The distal tibiofibular syndesmosis is an important joint to stabilize the ankle. Alao it is a common clinical injury, accounting for 5-10% of ankle sprain and 23% of ankle fracture [1,3,4]. In the most cases, it is accompanied by other ankle injuries, which can easily cause lateral instability of the ankle(LIA) with long-term chronic pain and traumatic osteoarthritis, which seriously affects the quality of life and work of patients. At present, the treatment of the distal tibiofibular syndesmosis injury is a hot topic in our research. The main method of conservative treatment is to recover by functional exercise after 6-8 weeks fixed with gypsum or support, but for unstable lower tibia and fibula combined injury, surgical treatment is generally recommended. Nowdays , the widely applicable clinical surgical treatment includes rigid fixation (mainly cortical screw fixation) and elastic fixation (mainly Endobutton system)[9-10]. A few scholars have found that the incidence of broken nails is high due to its rigid fixation in the cortical screw fixation , patients can not early weight-bearing exercise, prone to ossification, ankle stiffness and traumatic arthritis, and often need secondary surgical removal, which increased the patient's mental trauma and financial burden, the risk of recurrence is high extremely [10,14,16], Mehdi et al . experiments have proved that Significant screw bending occurred in severe patients with heavy weight after operation. taking these risks into account, some scholars have attempted to treat inferior tibiofibular joint injury by Endobutton plate fixation[8-10,16,18]. The Endobutton device is a novel inferior tibiofibular fixation device with a fixation strength close to the screw, and the semi-rigid biomechanical properties of the device allow physiological fretting between the lower tibia and fibula, thus accelerating ligament healing; no secondary surgery is required to reduce trauma [3,19,21]. Experiments show that there is no risk of screw breakage, no need for routine removal after surgery by Endobutton,and it can better restore ankle function, reduce related complications and other advantages, less trauma [ 16,20].
Although Endobutton plate fixation solves many clinical problems, some studies have reported that it also has some shortcomings.
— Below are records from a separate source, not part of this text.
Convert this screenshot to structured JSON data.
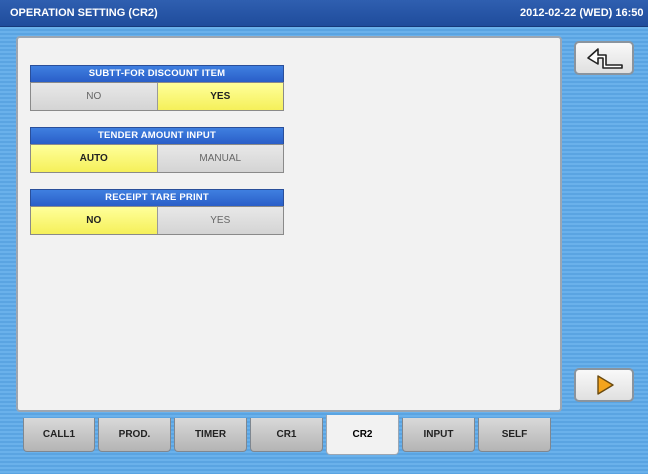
{
  "title": "OPERATION SETTING (CR2)",
  "datetime": "2012-02-22 (WED) 16:50",
  "groups": [
    {
      "label": "SUBTT-FOR DISCOUNT ITEM",
      "options": [
        "NO",
        "YES"
      ],
      "selected": "YES"
    },
    {
      "label": "TENDER AMOUNT INPUT",
      "options": [
        "AUTO",
        "MANUAL"
      ],
      "selected": "AUTO"
    },
    {
      "label": "RECEIPT TARE PRINT",
      "options": [
        "NO",
        "YES"
      ],
      "selected": "NO"
    }
  ],
  "tabs": [
    "CALL1",
    "PROD.",
    "TIMER",
    "CR1",
    "CR2",
    "INPUT",
    "SELF"
  ],
  "active_tab": "CR2",
  "icons": {
    "back": "return-arrow-icon",
    "next": "play-triangle-icon"
  },
  "colors": {
    "selected": "#f5f05a",
    "header": "#2a5ec8",
    "titlebar": "#1f4c9c"
  }
}
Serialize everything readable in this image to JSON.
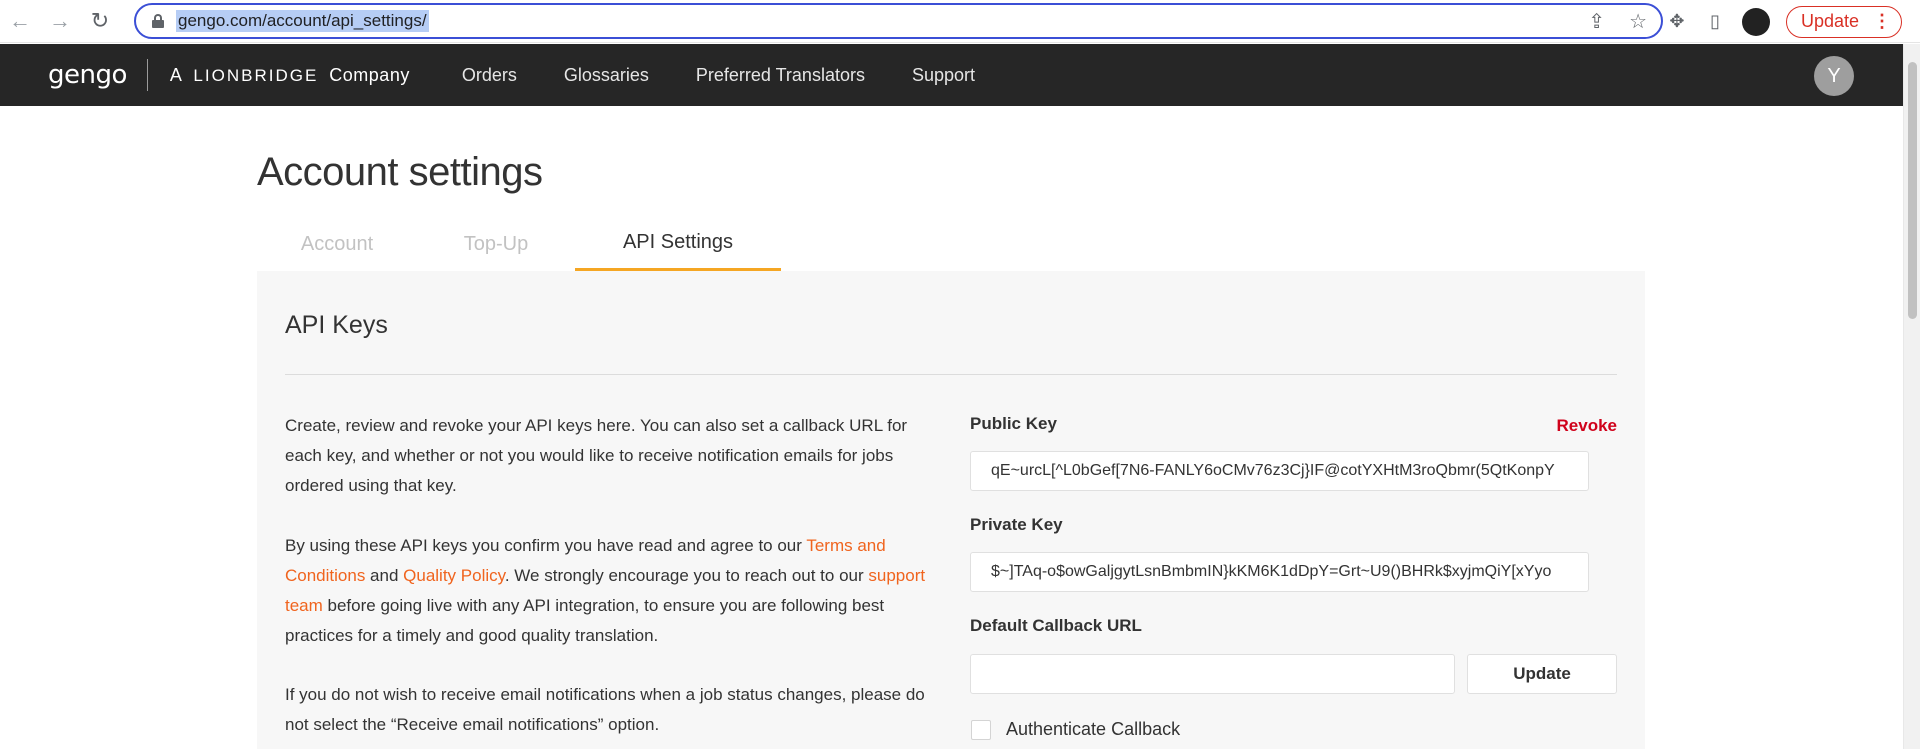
{
  "browser": {
    "url": "gengo.com/account/api_settings/",
    "update_label": "Update",
    "update_menu": "⋮"
  },
  "header": {
    "logo": "gengo",
    "tagline_prefix": "A",
    "tagline_brand": "LIONBRIDGE",
    "tagline_suffix": "Company",
    "nav": [
      "Orders",
      "Glossaries",
      "Preferred Translators",
      "Support"
    ],
    "avatar_initial": "Y"
  },
  "page": {
    "title": "Account settings",
    "tabs": [
      "Account",
      "Top-Up",
      "API Settings"
    ],
    "active_tab": "API Settings"
  },
  "api_keys": {
    "title": "API Keys",
    "desc1": "Create, review and revoke your API keys here. You can also set a callback URL for each key, and whether or not you would like to receive notification emails for jobs ordered using that key.",
    "desc2_part1": "By using these API keys you confirm you have read and agree to our ",
    "desc2_link1": "Terms and Conditions",
    "desc2_part2": " and ",
    "desc2_link2": "Quality Policy",
    "desc2_part3": ". We strongly encourage you to reach out to our ",
    "desc2_link3": "support team",
    "desc2_part4": " before going live with any API integration, to ensure you are following best practices for a timely and good quality translation.",
    "desc3": "If you do not wish to receive email notifications when a job status changes, please do not select the “Receive email notifications” option.",
    "public_key_label": "Public Key",
    "revoke_label": "Revoke",
    "public_key_value": "qE~urcL[^L0bGef[7N6-FANLY6oCMv76z3Cj}IF@cotYXHtM3roQbmr(5QtKonpY",
    "private_key_label": "Private Key",
    "private_key_value": "$~]TAq-o$owGaljgytLsnBmbmIN}kKM6K1dDpY=Grt~U9()BHRk$xyjmQiY[xYyo",
    "callback_label": "Default Callback URL",
    "callback_value": "",
    "update_button": "Update",
    "auth_callback_label": "Authenticate Callback"
  },
  "colors": {
    "header_bg": "#262626",
    "tab_accent": "#f5a623",
    "link": "#f0641e",
    "revoke": "#d0021b",
    "omnibox_focus": "#3b4fd6"
  }
}
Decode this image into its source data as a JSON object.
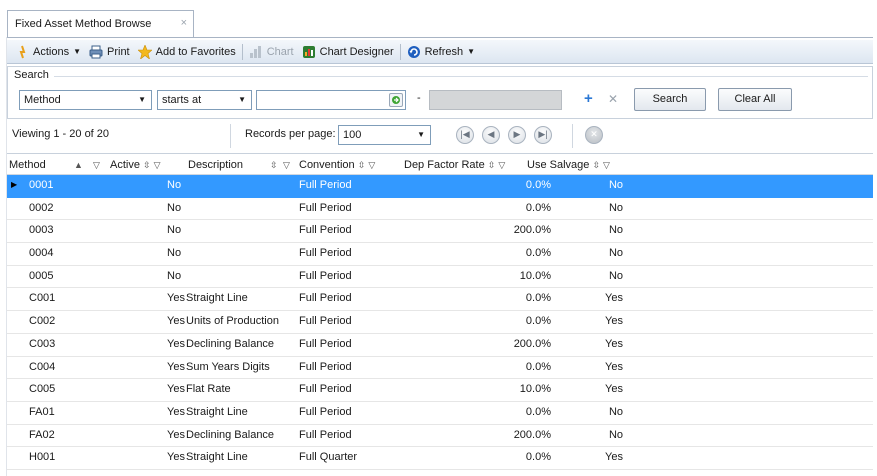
{
  "tab": {
    "title": "Fixed Asset Method Browse",
    "close": "×"
  },
  "toolbar": {
    "actions": "Actions",
    "print": "Print",
    "favorites": "Add to Favorites",
    "chart": "Chart",
    "chart_designer": "Chart Designer",
    "refresh": "Refresh"
  },
  "search": {
    "label": "Search",
    "field": "Method",
    "operator": "starts at",
    "value": "",
    "dash": "-",
    "search_button": "Search",
    "clear_button": "Clear All"
  },
  "pager": {
    "viewing": "Viewing  1 - 20  of  20",
    "records_label": "Records per page:",
    "records_value": "100"
  },
  "columns": {
    "method": "Method",
    "active": "Active",
    "description": "Description",
    "convention": "Convention",
    "dep_factor_rate": "Dep Factor Rate",
    "use_salvage": "Use Salvage"
  },
  "rows": [
    {
      "method": "0001",
      "active": "No",
      "description": "",
      "convention": "Full Period",
      "rate": "0.0%",
      "salvage": "No"
    },
    {
      "method": "0002",
      "active": "No",
      "description": "",
      "convention": "Full Period",
      "rate": "0.0%",
      "salvage": "No"
    },
    {
      "method": "0003",
      "active": "No",
      "description": "",
      "convention": "Full Period",
      "rate": "200.0%",
      "salvage": "No"
    },
    {
      "method": "0004",
      "active": "No",
      "description": "",
      "convention": "Full Period",
      "rate": "0.0%",
      "salvage": "No"
    },
    {
      "method": "0005",
      "active": "No",
      "description": "",
      "convention": "Full Period",
      "rate": "10.0%",
      "salvage": "No"
    },
    {
      "method": "C001",
      "active": "Yes",
      "description": "Straight Line",
      "convention": "Full Period",
      "rate": "0.0%",
      "salvage": "Yes"
    },
    {
      "method": "C002",
      "active": "Yes",
      "description": "Units of Production",
      "convention": "Full Period",
      "rate": "0.0%",
      "salvage": "Yes"
    },
    {
      "method": "C003",
      "active": "Yes",
      "description": "Declining Balance",
      "convention": "Full Period",
      "rate": "200.0%",
      "salvage": "Yes"
    },
    {
      "method": "C004",
      "active": "Yes",
      "description": "Sum Years Digits",
      "convention": "Full Period",
      "rate": "0.0%",
      "salvage": "Yes"
    },
    {
      "method": "C005",
      "active": "Yes",
      "description": "Flat Rate",
      "convention": "Full Period",
      "rate": "10.0%",
      "salvage": "Yes"
    },
    {
      "method": "FA01",
      "active": "Yes",
      "description": "Straight Line",
      "convention": "Full Period",
      "rate": "0.0%",
      "salvage": "No"
    },
    {
      "method": "FA02",
      "active": "Yes",
      "description": "Declining Balance",
      "convention": "Full Period",
      "rate": "200.0%",
      "salvage": "No"
    },
    {
      "method": "H001",
      "active": "Yes",
      "description": "Straight Line",
      "convention": "Full Quarter",
      "rate": "0.0%",
      "salvage": "Yes"
    }
  ],
  "colors": {
    "selected_row": "#3399ff",
    "refresh_icon": "#1f5fbf",
    "favorites_icon": "#f3b81d"
  }
}
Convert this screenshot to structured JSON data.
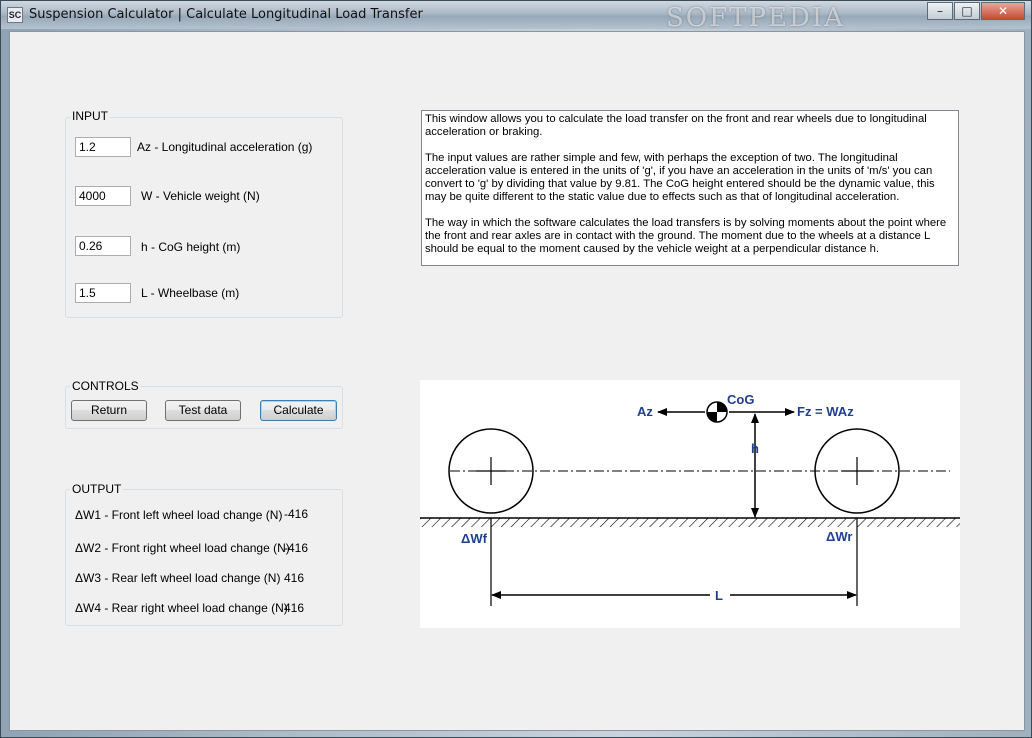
{
  "window": {
    "title": "Suspension Calculator | Calculate Longitudinal Load Transfer",
    "icon_text": "SC",
    "watermark": "SOFTPEDIA",
    "controls": {
      "minimize": "–",
      "maximize": "□",
      "close": "✕"
    }
  },
  "input": {
    "label": "INPUT",
    "fields": [
      {
        "value": "1.2",
        "label": "Az - Longitudinal acceleration (g)"
      },
      {
        "value": "4000",
        "label": "W - Vehicle weight (N)"
      },
      {
        "value": "0.26",
        "label": "h - CoG height (m)"
      },
      {
        "value": "1.5",
        "label": "L - Wheelbase (m)"
      }
    ]
  },
  "controls": {
    "label": "CONTROLS",
    "return_label": "Return",
    "testdata_label": "Test data",
    "calculate_label": "Calculate"
  },
  "output": {
    "label": "OUTPUT",
    "rows": [
      {
        "label": "ΔW1 - Front left wheel load change (N)",
        "value": "-416"
      },
      {
        "label": "ΔW2 - Front right wheel load change (N)",
        "value": "-416"
      },
      {
        "label": "ΔW3 - Rear left wheel load change (N)",
        "value": "416"
      },
      {
        "label": "ΔW4 - Rear right wheel load change (N)",
        "value": "416"
      }
    ]
  },
  "description": {
    "paragraphs": [
      "This window allows you to calculate the load transfer on the front and rear wheels due to longitudinal acceleration or braking.",
      "The input values are rather simple and few, with perhaps the exception of two. The longitudinal acceleration value is entered in the units of 'g', if you have an acceleration in the units of 'm/s' you can convert to 'g' by dividing that value by 9.81. The CoG height entered should be the dynamic value, this may be quite different to the static value due to effects such as that of longitudinal acceleration.",
      "The way in which the software calculates the load transfers is by solving moments about the point where the front and rear axles are in contact with the ground. The moment due to the wheels at a distance L should be equal to the moment caused by the vehicle weight at a perpendicular distance h."
    ]
  },
  "diagram": {
    "cog": "CoG",
    "az": "Az",
    "fz": "Fz = WAz",
    "h": "h",
    "dwf": "ΔWf",
    "dwr": "ΔWr",
    "l": "L",
    "label_color": "#1f3f8f"
  }
}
Lou YL et al . research shows that the number of clinical surgical cases is too small at present, it is necessary to accumulate experience through the department operation practice, combined with relevant reports at home and abroad, and we can not guarantee the accuracy of the operation because of the problems of the angle of the needle entry, the position of the fixed device and the quantity of the device placed. As can be seen that double Endobutton the difficulty of double Endobutton plate fixation is the establishment of an ideal and safe and accurate transosseous tunnels . The length of the loop can not be adjusted at will in the operation. We must accurately determine the drill points on the tibia and fibula and the angle and size of the tunnel. in order to identify the ideal transosseous tunnels and coracoid process, many studies have investigated the anatomical features of the dital tibiofibular syndesmosis.But in fact, the location and method of drilling a transosseous tunnels in the tibia and fibula vary depending on the operator and the patient's skeletal structure can be affected.In that case, we combined the anatomical basis of the dital tibiofibular syndesmosis to study and design a personalized 3D printing guide design, placed on the exposed dital tibiofibular syndesmosis, to help find the precise anatomical location of the cross-bone tunnel borehole during surgery, and we experimentally compared the virtual 3 D model with the double Endobutton plate fixation using the 3 D navigation module to build the transosseous tunnels. From our experimental measurements, we found that there was almost no difference between the real model and the virtual model of Endobutton plate fixation. It can be seen that this method can improve the accuracy of transosseous tunnels and reduce the drilling accuracy risk of complications. So transosseous tunnels module based on the 3D printing guide design of the distal tibiofibular syndesmosis reconstruction of the is reliable and can be carried out.
However, the following shortcomings also existed in our study :(1) this study only collected CT and MRI data from a hospital in southwest china, did not contain population data from multiple regions and between different races, and the subjects of the experiment were also patients in this hospital, which was not widely representative. (2) This study is an in vitro study and its rationality and availability are to be confirmed by further studies in clinical trials.
Our study has some weaknesses. First, the samples and individualized 3D printed guide design are imitated in this study. These prospective CT scans without considering whether the AC joint itself affect the building of the 3D guide design, which may lead to some observational errors. Finally, this study is an in vitro research, and its rationality and availability need to be confirmed by further studiess in clinical trials.